HealthDay News — Postoperative hyponatremia is a relatively common occurrence in patients undergoing total joint arthroplasty (TJA), according to a study published online March 31 in the Journal of Bone & Joint Surgery.
Colin M. Baker, D.O., from Thomas Jefferson University in Philadelphia, and colleagues examined the rate of hyponatremia following TJA, as well as the impact of hyponatremia on the perioperative course of TJA patients. The analysis included data for 3,071 primary and revision TJAs performed between 2015 and 2017.

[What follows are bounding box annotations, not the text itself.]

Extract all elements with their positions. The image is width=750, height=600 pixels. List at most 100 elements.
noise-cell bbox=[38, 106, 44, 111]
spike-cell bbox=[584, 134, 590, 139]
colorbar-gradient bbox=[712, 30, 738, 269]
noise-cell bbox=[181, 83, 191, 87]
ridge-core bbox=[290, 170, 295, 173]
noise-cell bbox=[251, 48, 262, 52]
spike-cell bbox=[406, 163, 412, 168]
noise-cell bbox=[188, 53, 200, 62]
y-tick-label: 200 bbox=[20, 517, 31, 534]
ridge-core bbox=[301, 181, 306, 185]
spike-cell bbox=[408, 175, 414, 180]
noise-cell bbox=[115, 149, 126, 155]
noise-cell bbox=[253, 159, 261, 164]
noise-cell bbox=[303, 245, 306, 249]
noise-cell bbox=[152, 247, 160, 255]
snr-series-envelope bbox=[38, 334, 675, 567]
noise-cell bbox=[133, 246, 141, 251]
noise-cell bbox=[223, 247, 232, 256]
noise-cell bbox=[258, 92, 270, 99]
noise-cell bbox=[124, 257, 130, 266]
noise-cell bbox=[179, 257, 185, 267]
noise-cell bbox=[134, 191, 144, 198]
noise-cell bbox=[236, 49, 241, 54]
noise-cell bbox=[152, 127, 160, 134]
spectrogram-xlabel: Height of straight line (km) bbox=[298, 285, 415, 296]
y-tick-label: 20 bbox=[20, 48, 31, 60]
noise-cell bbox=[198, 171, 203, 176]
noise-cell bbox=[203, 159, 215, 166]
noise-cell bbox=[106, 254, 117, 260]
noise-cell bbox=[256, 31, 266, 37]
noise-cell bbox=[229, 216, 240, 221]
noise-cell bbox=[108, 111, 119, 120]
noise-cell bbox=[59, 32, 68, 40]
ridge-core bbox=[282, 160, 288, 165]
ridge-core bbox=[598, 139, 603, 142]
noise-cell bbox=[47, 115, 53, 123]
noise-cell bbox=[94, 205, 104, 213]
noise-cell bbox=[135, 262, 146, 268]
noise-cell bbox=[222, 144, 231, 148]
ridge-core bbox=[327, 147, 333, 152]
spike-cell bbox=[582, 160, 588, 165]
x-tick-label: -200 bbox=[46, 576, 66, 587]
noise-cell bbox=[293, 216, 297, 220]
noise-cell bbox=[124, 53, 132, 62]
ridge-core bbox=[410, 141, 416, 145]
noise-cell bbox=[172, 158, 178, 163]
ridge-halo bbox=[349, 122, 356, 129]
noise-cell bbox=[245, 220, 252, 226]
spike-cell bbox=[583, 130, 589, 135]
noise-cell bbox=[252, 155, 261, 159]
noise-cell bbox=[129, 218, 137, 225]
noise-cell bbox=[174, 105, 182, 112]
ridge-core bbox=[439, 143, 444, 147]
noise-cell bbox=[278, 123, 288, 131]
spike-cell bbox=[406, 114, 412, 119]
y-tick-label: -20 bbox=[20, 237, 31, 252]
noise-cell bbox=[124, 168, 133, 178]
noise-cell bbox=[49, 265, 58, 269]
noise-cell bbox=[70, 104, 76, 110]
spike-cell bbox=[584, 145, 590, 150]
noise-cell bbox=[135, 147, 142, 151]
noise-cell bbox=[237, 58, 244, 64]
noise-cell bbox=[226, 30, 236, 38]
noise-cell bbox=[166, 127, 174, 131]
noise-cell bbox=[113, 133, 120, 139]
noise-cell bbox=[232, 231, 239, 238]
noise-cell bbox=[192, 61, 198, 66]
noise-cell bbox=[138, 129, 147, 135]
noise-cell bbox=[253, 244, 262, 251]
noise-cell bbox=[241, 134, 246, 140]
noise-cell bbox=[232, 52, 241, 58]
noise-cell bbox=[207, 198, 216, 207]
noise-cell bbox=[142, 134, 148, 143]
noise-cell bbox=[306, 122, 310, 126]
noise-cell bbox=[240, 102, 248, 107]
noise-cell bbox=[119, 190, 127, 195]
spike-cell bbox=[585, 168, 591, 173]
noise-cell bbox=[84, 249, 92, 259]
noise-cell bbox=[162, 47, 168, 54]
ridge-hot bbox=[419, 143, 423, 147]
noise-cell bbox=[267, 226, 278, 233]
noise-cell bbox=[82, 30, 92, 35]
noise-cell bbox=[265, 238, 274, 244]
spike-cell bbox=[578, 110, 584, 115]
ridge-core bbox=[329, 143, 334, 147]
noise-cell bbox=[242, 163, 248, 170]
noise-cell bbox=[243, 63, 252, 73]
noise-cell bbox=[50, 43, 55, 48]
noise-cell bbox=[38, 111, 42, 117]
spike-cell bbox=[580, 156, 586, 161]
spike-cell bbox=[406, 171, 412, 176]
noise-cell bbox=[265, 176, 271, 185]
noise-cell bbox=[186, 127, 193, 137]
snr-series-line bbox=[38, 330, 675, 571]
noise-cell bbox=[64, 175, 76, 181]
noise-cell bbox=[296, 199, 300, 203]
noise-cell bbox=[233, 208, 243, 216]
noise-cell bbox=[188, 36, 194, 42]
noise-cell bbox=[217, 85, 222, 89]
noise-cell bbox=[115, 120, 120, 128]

The researchers found that 84.6 percent of patients were normonatremic-normonatremic, 9.4 percent were normonatremic-hyponatremic, 2.1 percent were hyponatremic-normonatremic, and 3.8 percent were hyponatremic-hyponatremic. Risk factors for postoperative hyponatremia included: older age; hip arthroplasty; general anesthesia; higher Charlson Comorbidity Index; congestive heart failure; revision surgery; and history of stroke, liver disease, and chronic kidney disease. Worse outcomes were seen for patients with postoperative hyponatremia, including greater likelihoods of having a 90-day complication, nonhome discharge, and greater length of stay.
“Surgeons should identify patients at risk for developing sodium abnormalities in order to optimize these patients and avoid increased resource utilization,” the authors write.